A total of 1,753 CRC cases were diagnosed in this period. About 56% of the cases were female and 51% of the tumors were left-sided. Mean (SD) age was 66 (13) years. The frequency of in situ tumor was 5.8% in this period. There was no statistically significant difference between in situ and advance tumor by age, sex, and tumor location. The rate of in situ tumor peaked in the 1990s at 8.5% (P = 0.0001). We observed a decade-to-decade increasing rate of right-sided tumors, which started at 36% in the period 1959-1970 and peaked in the period of 2001-2006 at 60% (P = 0.0001).

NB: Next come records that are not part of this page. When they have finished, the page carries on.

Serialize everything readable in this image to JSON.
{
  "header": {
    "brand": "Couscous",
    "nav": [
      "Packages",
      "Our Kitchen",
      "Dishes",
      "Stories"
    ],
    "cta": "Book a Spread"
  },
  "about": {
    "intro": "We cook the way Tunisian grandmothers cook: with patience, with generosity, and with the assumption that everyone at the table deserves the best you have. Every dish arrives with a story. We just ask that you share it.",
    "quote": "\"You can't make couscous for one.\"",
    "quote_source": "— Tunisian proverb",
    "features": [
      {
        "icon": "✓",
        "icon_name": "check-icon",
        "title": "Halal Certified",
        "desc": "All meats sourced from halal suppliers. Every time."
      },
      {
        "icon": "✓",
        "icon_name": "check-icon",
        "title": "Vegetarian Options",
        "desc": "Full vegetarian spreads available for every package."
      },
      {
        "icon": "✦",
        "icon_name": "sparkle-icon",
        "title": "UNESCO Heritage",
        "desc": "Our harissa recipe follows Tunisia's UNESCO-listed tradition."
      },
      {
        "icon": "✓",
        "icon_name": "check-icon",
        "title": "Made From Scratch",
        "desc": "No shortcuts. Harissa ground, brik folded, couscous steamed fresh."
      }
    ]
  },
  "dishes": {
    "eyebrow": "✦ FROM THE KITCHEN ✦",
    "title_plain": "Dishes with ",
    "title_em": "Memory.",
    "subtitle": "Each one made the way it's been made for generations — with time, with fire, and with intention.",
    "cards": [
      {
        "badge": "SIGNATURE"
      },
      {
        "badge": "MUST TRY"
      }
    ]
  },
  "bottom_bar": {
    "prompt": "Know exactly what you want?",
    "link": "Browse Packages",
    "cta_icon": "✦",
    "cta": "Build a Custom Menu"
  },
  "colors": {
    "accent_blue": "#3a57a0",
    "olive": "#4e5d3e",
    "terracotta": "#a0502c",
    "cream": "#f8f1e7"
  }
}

The recent increasing number of advanced and right-sided tumor in our study is concordant with SEER data and has great importance in developing CRC prevention and treatment strategies for AA population.
非裔美国人(AA)在美国的结直肠癌(CRC)发病率和死亡率最高。非裔美国人的结直肠癌病情更严重且多发生在右侧。尽管筛查已被证明可降低美国普通人群的结直肠癌死亡率,但与其他种族群体相比,非裔美国人的结直肠癌死亡比例仍然过高。本研究旨在评估非裔美国人结直肠癌的发病趋势,重点关注该种族原位肿瘤的变化模式以及观察到的趋势如何指导当前和未来的预防及治疗策略。
人工查阅了霍华德大学医院1959年至2006年的所有病理报告(n = 150,000)。由胃肠病理学家仔细审查并挑选出显示结直肠癌的病理报告。上皮内或黏膜内癌被诊断为原位癌。将审查后的病理信息录入Microsoft Excel,并检查数据重复和缺失情况。通过卡方检验评估原位癌和进展期癌在性别、组织学、位置及诊断年份方面的差异。
在此期间共诊断出1753例结直肠癌病例。约56%的病例为女性,51%的肿瘤位于左侧。平均(标准差)年龄为66(13)岁。在此期间原位肿瘤的发生率为5.8%。原位癌和进展期癌在年龄、性别及肿瘤位置方面无统计学显著差异。原位肿瘤发生率在20世纪90年代达到峰值,为8.5%(P = 0.0001)。我们观察到右侧肿瘤的发生率每十年呈上升趋势,从1959 - 1970年期间的36%开始,在2001 - 2006年期间达到峰值,为60%(P = 0.0001)。
我们研究中近期进展期和右侧肿瘤数量的增加与监测、流行病学和最终结果(SEER)数据一致,对制定非裔美国人群的结直肠癌预防和治疗策略具有重要意义。